I used Scid, ChessAssistant, and PGN-Extract to remove the dups.
FACT 3 : Deduplication process in CA
Quote from Dann : Try the following experiment yourself:
1. Unload the programs using ChessBase itself as PGN or convert the archive to a decompressed CB file.
2. Load the data into ChessAssistant 9.1
3. Run the check for duplicates function.
4. Look at the duplicate games. There will be a huge pile of them but if you examine them one by one you will see very clearly that they are duplicates. The header problems are header problems. Fix them or don't -- I don't care.
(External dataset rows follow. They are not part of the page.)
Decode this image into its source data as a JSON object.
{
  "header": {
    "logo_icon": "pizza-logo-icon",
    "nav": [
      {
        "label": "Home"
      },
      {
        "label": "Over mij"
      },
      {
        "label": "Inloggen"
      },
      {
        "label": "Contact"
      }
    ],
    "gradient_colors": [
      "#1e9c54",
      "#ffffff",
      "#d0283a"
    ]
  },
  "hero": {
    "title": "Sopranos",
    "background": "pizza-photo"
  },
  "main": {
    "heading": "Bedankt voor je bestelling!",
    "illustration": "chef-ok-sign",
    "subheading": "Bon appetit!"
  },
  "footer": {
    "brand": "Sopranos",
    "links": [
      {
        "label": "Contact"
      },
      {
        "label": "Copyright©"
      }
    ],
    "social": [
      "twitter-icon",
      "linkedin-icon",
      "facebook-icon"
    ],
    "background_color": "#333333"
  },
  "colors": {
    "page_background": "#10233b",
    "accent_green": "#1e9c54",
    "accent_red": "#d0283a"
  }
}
Reply : in previous reply we tried to explain in brief the deduplication process (in brief I repeat, because you write huge manuals or books on this). The advantage of deduplication process in CB is you receive one file with games which are duplicated. The game with incomplete header or information is crossed out and the one which has it stays. You clearly see both games. In CA you receive two files one for trash and one deduplicated. Now talk about transparency in comparing the games. We have great experience in comparing the both programs in deduplication however we still haven't found the ultimate truth. Please sort out our file into :
1) according to moves
2) find the most games which has the same number of moves
3) compare players
This should convince you. Please run your process of deduplication and tell us exactly which 2 games are duplicates. You don't need to mention thousands of games. Just 5 examples (e.g. game number 418 is equal to game number 2,345, or game 9,034 is equal to 23,450 etc... But please work with correctly extracted PGNs and provide us with equal games with same names, same dates, same bodies etc...)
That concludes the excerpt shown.